The confusion matrix in this case is:

Confusion matrix for ADDA

And the ROC curve plot is:

ROC curve plot for ADDA

This pipeline is used for all algorithms. If you’re interested in checking out more about the usage of deeplense_domain_adaptation check out the tutorial on the repository!


Self-Ensemble (from “Self-ensembling for visual domain adaptation” by Geoffrey French, Michal Mackiewicz, Mark Fisher) is based off of the mean teacher model used in semi-supervised learning. The mean teacher model has two networks: a student (trained with gradient descent) and a teacher (weights are an exponential moving average of the student’s weights).

You can see the training pipeline of this model in the following image:

Credits: Geoffrey French, Michal Mackiewicz, Mark Fisher


CGDM (from “Cross-Domain Gradient Discrepancy Minimization for Unsupervised Domain Adaptation” by Zhekai Du, Jingjing Li, Hongzu Su, Lei Zhu, Ke Lu) is a bi-classifier adversarial learning method.

CGDM minimizes the discrepancy of gradients generated by source and target samples. To compute the gradients of the target samples, it uses a clustering-based strategy to obtain more reliable pseudo-labels. It then uses self-supervised learning on the pseudo-labels in order to optimize the model with data from the source and the target domain.

Given its bi-classifier nature, after training CGDM we’ll obtain an encoder and two classifiers, that are used together when evaluating a new data point.


AdaMatch (from “AdaMatch: A Unified Approach to Semi-Supervised Learning and Domain Adaptation” by David Berthelot, Rebecca Roelofs, Kihyuk Sohn, Nicholas Carlini, Alex Kurakin) is a novel method that unifies UDA with semi-supervised learning and semi-supervised domain adaptation.

This method augments each image twice, once with a weak augmentation and once with a strong augmentation. From those images we’re able to extract logits, that are randomly interpolated. It then performs a distribution allignment to find target pseudo-labels.

Current results

In order to train my models I used early stopping with a patience of 15 epochs in order to save computational resources. I also use the model with the best accuracy on a validation set for inference. All models were trained for 100 epochs using Kaggle’s GPUs using a ResNet18 network as their backbone. The current best results for each method are:

Meanwhile, if we try use a model that was trained only on the source dataset to infer on the target dataset, we get:

We can conclude that UDA actually helps a bunch!

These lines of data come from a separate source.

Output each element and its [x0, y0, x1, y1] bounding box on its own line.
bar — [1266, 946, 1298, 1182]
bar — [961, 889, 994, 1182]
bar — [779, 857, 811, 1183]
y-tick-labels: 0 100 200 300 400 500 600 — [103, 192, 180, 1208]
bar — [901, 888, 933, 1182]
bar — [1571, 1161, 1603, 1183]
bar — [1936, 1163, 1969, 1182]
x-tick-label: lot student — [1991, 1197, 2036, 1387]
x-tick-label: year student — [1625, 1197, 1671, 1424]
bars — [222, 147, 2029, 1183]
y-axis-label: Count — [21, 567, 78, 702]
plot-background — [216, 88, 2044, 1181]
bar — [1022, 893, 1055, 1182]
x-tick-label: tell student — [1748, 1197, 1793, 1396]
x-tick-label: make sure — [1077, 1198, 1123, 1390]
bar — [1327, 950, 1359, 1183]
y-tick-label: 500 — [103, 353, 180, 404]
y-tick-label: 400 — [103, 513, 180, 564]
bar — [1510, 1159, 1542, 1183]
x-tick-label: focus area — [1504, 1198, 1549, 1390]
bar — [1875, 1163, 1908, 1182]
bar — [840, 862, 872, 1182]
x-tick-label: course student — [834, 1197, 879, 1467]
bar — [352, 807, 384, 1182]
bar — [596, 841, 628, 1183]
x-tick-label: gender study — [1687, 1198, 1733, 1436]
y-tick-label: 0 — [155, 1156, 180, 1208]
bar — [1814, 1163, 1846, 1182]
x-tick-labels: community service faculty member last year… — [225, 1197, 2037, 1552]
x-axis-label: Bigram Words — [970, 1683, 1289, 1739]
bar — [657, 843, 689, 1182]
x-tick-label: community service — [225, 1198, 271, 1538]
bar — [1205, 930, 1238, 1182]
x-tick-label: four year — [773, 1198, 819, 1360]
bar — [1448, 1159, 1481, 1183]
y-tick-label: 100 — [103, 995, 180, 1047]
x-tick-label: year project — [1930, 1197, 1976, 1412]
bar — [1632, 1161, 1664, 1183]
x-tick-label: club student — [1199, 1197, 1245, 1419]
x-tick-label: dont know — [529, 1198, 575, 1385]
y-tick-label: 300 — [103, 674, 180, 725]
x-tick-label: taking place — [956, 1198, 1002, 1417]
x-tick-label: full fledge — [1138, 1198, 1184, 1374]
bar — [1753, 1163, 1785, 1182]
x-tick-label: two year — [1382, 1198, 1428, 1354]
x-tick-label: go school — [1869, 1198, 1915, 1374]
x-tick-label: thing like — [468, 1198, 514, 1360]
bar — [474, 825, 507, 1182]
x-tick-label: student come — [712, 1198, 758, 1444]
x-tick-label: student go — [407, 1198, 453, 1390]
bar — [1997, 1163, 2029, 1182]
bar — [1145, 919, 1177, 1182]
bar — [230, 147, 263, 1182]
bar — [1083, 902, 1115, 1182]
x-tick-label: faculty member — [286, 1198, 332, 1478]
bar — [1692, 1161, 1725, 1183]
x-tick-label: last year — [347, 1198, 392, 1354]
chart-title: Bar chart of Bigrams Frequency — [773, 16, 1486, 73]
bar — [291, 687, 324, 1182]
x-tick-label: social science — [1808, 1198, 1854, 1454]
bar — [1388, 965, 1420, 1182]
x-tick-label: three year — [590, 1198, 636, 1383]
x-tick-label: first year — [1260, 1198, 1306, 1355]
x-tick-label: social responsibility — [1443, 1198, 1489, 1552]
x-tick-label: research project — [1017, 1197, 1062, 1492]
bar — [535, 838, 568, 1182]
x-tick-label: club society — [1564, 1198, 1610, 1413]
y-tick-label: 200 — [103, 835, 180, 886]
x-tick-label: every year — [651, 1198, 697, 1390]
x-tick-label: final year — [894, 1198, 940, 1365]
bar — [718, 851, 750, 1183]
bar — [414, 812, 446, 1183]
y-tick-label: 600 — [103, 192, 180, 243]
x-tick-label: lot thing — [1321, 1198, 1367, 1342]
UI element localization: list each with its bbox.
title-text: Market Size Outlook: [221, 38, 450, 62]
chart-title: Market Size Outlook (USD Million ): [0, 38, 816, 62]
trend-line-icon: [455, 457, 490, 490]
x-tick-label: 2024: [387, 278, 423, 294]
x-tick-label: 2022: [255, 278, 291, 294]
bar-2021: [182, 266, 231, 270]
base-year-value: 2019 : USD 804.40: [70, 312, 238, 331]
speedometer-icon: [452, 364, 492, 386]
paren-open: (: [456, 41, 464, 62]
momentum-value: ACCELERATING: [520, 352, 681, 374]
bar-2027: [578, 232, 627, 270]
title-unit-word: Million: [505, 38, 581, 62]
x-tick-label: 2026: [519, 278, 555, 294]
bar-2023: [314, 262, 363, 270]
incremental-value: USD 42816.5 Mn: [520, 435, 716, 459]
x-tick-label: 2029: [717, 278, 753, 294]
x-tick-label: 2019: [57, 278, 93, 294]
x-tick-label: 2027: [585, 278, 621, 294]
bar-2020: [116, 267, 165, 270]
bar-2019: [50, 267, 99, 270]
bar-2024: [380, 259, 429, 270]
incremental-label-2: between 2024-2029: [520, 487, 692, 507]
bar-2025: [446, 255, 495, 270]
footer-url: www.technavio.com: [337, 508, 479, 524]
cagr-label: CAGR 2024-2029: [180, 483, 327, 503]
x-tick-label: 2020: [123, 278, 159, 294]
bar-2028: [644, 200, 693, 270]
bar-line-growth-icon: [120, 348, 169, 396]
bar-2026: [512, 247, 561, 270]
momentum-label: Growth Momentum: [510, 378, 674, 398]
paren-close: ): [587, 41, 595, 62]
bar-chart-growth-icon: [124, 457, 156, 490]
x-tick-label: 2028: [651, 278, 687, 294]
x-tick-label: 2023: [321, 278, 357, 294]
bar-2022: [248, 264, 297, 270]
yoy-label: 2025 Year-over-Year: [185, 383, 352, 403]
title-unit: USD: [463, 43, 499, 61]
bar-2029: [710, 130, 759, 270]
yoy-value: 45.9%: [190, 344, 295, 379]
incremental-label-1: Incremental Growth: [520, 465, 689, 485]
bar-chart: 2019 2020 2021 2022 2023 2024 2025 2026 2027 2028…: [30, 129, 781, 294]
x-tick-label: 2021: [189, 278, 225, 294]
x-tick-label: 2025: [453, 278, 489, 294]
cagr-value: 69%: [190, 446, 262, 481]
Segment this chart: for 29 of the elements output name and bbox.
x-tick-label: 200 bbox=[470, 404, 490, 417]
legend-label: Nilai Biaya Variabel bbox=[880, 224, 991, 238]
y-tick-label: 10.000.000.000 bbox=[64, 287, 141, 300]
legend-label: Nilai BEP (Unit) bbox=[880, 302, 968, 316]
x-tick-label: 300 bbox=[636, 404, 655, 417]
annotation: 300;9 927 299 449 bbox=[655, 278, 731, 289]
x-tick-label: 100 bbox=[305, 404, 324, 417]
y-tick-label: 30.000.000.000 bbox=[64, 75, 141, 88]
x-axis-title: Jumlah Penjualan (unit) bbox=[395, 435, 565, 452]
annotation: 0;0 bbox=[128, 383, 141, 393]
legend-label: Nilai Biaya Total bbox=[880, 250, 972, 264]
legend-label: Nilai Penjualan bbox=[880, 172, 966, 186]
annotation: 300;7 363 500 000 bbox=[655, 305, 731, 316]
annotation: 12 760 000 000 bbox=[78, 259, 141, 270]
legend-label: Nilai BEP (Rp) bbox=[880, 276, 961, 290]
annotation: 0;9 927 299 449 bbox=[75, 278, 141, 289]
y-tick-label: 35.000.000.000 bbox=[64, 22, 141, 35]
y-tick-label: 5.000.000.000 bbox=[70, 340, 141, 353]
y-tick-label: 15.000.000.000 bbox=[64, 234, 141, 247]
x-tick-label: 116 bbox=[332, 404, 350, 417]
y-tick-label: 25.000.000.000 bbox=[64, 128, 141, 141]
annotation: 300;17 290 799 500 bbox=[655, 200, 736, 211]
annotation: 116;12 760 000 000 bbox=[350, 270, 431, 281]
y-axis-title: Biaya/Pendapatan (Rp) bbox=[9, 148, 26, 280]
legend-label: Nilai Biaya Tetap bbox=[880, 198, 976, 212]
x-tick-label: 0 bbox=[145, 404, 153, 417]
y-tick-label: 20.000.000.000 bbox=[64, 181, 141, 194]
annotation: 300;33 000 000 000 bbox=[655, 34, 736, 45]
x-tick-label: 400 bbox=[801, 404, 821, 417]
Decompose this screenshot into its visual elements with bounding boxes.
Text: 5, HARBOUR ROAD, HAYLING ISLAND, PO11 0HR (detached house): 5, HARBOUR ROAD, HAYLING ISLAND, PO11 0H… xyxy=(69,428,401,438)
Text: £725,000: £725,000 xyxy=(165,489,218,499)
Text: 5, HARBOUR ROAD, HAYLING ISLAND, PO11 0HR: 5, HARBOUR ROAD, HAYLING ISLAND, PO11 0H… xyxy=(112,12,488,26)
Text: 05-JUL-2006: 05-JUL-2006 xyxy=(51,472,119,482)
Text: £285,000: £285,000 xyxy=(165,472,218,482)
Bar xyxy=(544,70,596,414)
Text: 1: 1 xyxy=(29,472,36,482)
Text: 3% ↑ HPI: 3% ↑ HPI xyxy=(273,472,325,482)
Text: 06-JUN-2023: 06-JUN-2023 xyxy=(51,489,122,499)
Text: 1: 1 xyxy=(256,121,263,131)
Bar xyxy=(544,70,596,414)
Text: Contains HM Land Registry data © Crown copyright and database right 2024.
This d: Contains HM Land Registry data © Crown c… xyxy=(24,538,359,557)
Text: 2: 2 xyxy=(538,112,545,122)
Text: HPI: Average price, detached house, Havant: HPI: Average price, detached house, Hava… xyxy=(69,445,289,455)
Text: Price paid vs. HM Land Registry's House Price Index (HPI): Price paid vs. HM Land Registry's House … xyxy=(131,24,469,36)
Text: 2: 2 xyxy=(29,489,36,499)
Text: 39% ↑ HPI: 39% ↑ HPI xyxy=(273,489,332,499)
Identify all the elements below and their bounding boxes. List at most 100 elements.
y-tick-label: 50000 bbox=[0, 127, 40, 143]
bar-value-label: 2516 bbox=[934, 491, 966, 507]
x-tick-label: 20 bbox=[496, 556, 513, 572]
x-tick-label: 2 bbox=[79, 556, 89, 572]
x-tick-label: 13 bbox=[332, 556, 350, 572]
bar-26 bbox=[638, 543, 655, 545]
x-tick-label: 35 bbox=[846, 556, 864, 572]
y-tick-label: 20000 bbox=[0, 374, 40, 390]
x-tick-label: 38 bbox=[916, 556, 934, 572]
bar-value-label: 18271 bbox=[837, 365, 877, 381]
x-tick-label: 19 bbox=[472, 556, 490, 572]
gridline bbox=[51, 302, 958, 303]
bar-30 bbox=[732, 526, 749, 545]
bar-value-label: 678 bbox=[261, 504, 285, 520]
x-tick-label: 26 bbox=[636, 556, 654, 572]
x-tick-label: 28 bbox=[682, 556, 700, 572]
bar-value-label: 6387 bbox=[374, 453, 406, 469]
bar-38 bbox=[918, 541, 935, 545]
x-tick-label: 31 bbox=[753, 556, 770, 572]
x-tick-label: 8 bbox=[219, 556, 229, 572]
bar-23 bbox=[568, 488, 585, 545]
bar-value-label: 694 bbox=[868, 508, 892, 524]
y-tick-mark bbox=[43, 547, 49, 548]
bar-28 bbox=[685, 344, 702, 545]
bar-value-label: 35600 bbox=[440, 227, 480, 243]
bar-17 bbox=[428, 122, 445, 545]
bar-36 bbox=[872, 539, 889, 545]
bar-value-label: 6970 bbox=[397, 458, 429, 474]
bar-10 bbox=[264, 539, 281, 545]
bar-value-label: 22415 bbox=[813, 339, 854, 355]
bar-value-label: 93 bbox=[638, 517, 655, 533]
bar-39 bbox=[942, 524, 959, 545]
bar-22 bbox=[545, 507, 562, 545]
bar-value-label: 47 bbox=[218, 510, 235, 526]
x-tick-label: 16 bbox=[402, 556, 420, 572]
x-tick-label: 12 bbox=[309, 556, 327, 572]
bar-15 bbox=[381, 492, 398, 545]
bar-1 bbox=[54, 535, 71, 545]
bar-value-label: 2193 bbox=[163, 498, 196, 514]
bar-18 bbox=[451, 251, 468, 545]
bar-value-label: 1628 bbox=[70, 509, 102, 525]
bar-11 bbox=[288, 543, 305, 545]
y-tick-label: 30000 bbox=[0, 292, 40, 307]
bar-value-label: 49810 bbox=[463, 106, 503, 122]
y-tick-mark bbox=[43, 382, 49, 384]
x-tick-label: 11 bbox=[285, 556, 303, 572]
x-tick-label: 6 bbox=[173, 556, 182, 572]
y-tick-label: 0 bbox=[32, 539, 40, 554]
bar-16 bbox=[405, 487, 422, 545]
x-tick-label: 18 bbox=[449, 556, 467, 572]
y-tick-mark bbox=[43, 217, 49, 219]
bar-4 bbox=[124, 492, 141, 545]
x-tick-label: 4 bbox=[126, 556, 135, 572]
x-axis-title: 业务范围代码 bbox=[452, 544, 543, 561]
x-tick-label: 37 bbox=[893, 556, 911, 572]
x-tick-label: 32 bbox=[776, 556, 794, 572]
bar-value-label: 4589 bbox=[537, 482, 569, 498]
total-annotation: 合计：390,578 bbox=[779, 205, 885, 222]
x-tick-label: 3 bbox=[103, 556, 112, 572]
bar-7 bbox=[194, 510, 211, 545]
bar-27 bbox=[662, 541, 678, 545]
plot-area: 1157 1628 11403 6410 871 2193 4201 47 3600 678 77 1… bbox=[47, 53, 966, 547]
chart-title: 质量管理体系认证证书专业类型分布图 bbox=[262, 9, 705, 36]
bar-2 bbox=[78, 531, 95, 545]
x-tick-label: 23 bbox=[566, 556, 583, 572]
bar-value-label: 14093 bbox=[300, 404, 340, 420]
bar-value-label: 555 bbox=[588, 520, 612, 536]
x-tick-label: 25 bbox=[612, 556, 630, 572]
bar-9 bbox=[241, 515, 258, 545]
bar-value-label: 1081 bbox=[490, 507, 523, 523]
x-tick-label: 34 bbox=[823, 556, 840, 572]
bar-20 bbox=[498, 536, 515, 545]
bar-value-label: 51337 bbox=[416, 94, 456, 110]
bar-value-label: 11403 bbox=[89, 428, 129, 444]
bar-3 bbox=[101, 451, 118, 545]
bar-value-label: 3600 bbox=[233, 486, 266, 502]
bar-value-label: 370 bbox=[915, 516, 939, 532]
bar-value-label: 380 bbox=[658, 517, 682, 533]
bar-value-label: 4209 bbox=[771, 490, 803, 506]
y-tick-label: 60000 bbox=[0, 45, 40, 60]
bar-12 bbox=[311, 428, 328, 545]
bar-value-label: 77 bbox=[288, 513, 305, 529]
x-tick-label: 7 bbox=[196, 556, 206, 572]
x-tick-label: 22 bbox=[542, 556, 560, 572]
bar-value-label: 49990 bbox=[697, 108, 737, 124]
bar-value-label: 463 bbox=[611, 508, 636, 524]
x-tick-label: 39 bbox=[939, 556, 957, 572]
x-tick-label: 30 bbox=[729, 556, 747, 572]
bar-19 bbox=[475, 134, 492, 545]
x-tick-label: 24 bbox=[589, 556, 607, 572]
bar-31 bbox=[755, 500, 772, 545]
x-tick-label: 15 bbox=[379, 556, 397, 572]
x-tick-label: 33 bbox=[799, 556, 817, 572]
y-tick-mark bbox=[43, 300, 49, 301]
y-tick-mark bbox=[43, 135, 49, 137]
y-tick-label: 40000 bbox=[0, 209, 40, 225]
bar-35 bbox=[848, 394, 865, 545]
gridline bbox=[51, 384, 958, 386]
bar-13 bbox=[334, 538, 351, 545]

Future work and final thoughts

Though current results show a clear increase in the accuracy of our models over not applying any kind of domain adaptation, there’s still a lot of room for improvement. As seen in “DeepMerge II: Building Robust Deep Learning Algorithms for Merging Galaxy Identification Across Domains”, even though a model + UDA algorithm might perform well on a easier simulation to harder simulation adaptation, it’s hard to get a large boost in performance when adapting to real data.

The first step in my list of priorities is to test using equivariant neural networks, since this architecture achieves promising results in classification tasks related to gravitational lenses. Also trying out other convolutional neural network architectures such as ResNet50 and EfficientNet could prove very beneficial.

Another very important step is to make more thorough hyperparameter searches. Though time-consuming, it’s extremely important to find the best hyperparameters in order to achieve good results. Since two of the UDA algorithms we use are very dependent on the augmentations used (Self-Ensemble and AdaMatch), further exploration of augmentations is also very important.

Of course, keeping an eye out for novel UDA algorithms is also always a good practice to keep in mind, especially since this field is so hot right now!

All in all I got to say that this project was the best opportunity that I’ve gotten so far in my professional career. Being able to work with my mentors while exploring the field of UDA was amazing! And I honestly cannot even begin to fathom the amount of opportunities that will open up thanks to this project :)

I’d like to thank Pranath Reddy, Michael Toomey, Sergei Gleyzer, Anna Parul and Sourav Raha for helping me out and mentoring me during the program!

And finally, thank you Google and the people organizing Google Summer of Code for this amazing opportunity!